5.4 Persistent Storage with MongoDB

Store conversations in MongoDB:

@Component
public class MongoChatMemoryStore implements ChatMemoryStore {

    @Autowired
    private MongoTemplate mongoTemplate;

    @Override
    public List<ChatMessage> getMessages(Object memoryId) {
        ChatMessages stored = mongoTemplate.findOne(
            Query.query(Criteria.where("memoryId").is(memoryId)),
            ChatMessages.class
        );
        return stored == null
            ? new ArrayList<>()
            : ChatMessageDeserializer.messagesFromJson(stored.getContent());
    }

    @Override
    public void updateMessages(Object memoryId, List<ChatMessage> messages) {
        Query query = Query.query(Criteria.where("memoryId").is(memoryId));
        Update update = new Update().set("content",
            ChatMessageSerializer.messagesToJson(messages));
        mongoTemplate.upsert(query, update, ChatMessages.class);
    }
}

Update configuration:

@Bean
ChatMemoryProvider chatMemoryProvider(MongoChatMemoryStore store) {
    return memoryId -> MessageWindowChatMemory.builder()
            .id(memoryId)
            .maxMessages(20)
            .chatMemoryStore(store)  // Persistent storage
            .build();
}

6. Function Calling

6.1 What is Function Calling?

Function calling allows the LLM to invoke your Java methods. The LLM:

Analyzes the user’s request
Decides if a tool is needed
Extracts parameters
Calls your method
Uses the result in its response

User: Book an appointment with Dr. Wang tomorrow at 2pm

LLM → Detects "book appointment" intent
    → Calls bookAppointment(doctor="Dr. Wang", date="2025-06-12", time="14:00")
    ← Returns "Appointment confirmed"
    → Responds: "Your appointment with Dr.

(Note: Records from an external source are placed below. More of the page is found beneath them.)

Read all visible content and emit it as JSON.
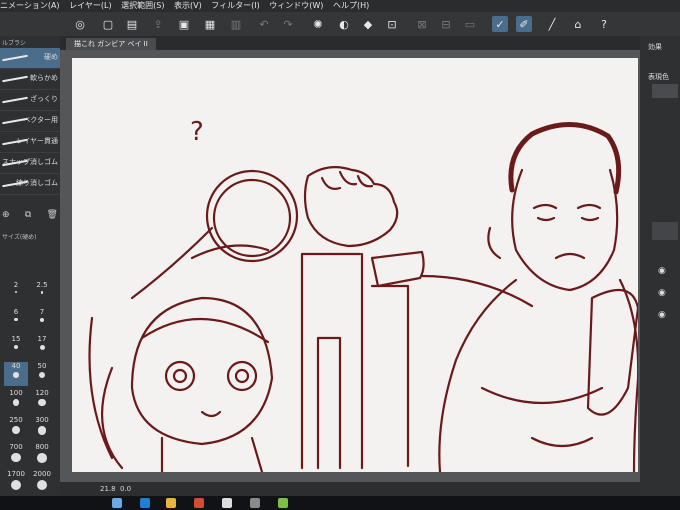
{
  "menu": [
    "ニメーション(A)",
    "レイヤー(L)",
    "選択範囲(S)",
    "表示(V)",
    "フィルター(I)",
    "ウィンドウ(W)",
    "ヘルプ(H)"
  ],
  "document_tab": "描これ ガンビア ベイ II",
  "left_panel": {
    "title": "ルブラシ",
    "brushes": [
      "硬め",
      "軟らかめ",
      "ざっくり",
      "ベクター用",
      "レイヤー貫通",
      "スナップ消しゴム",
      "練り消しゴム"
    ],
    "selected_brush": 0,
    "size_title": "サイズ(硬め)",
    "sizes": [
      "2",
      "2.5",
      "6",
      "7",
      "15",
      "17",
      "40",
      "50",
      "100",
      "120",
      "250",
      "300",
      "700",
      "800",
      "1700",
      "2000"
    ],
    "selected_size": "40"
  },
  "right_panel": {
    "title": "効果",
    "label": "表現色"
  },
  "status": {
    "zoom": "21.8",
    "angle": "0.0"
  },
  "sketch": {
    "question_mark": "?",
    "stroke_color": "#6b1a1a"
  }
}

Wang is confirmed for tomorrow at 2pm."

6.2 Creating Tools

Annotate methods with @Tool:

@Component
public class CalculatorTools {

    @Tool(name = "sum", value = "Add two numbers")
    public double sum(
            @P(value = "First number") double a,
            @P(value = "Second number") double b) {
        return a + b;
    }

    @Tool(name = "squareRoot", value = "Calculate square root")
    public double squareRoot(@P(value = "Number") double x) {
        return Math.sqrt(x);
    }
}

@AiService(
    wiringMode = EXPLICIT,
    chatModel = "openAiChatModel",
    chatMemoryProvider = "chatMemoryProvider",
    tools = "calculatorTools"  // Tool bean name
)
public interface MedicalAssistant {
    String chat(@MemoryId Long id, @UserMessage String message);
}

6.3 Appointment Booking Tool

Real-world example for medical appointments:

@Component
public class AppointmentTools {

    @Autowired
    private AppointmentService appointmentService;

    @Tool(name = "checkAvailability",
          value = "Check if a doctor has available slots")
    public boolean checkAvailability(
            @P(value = "Department name") String department,
            @P(value = "Date in YYYY-MM-DD format") String date,
            @P(value = "Time slot: morning or afternoon") String time,
            @P(value = "Doctor name (optional)", required = false) String doctorName) {

        return appointmentService.hasAvailability(department, date, time, doctorName);
    }

    @Tool(name = "bookAppointment",
          value = "Book a medical appointment. Confirm details with user first.")
    public String bookAppointment(
            @P(value = "Patient name") String patientName,
            @P(value = "Patient ID card number") String idCard,
            @P(value = "Department") String department,
            @P(value = "Date in YYYY-MM-DD") String date,
            @P(value = "Time: morning or afternoon") String time,
            @P(value = "Doctor name (optional)", required = false) String doctorName) {

        Appointment appointment = new Appointment();
        appointment.setPatientName(patientName);
        appointment.setIdCard(idCard);
        appointment.setDepartment(department);
        appointment.setDate(date);
        appointment.setTime(time);
        appointment.setDoctorName(doctorName);

        boolean success = appointmentService.save(appointment);
        return success ? "Appointment booked successfully" : "Failed to book appointment";
    }

    @Tool(name = "cancelAppointment",
          value = "Cancel an existing appointment")
    public String cancelAppointment(
            @P(value = "Patient name") String patientName,
            @P(value = "ID card number") String idCard,
            @P(value = "Department") String department,
            @P(value = "Date in YYYY-MM-DD") String date) {

        boolean success = appointmentService.cancel(patientName, idCard, department, date);
        return success ? "Appointment cancelled successfully" : "No matching appointment found";
    }
}

7. RAG - Retrieval-Augmented Generation

7.1 Why RAG?

LLMs have knowledge cutoff dates. They don’t know:

Your hospital’s specific departments
Doctor schedules and specialties
Latest hospital policies
Internal procedures

RAG retrieves relevant documents and provides them as context:

Approach	Pros	Cons
Fine-tuning	Fast inference, high accuracy	Expensive, slow to update, requires expertise
RAG	Easy to update, cost-effective, no training	Requires two queries (retrieval + generation)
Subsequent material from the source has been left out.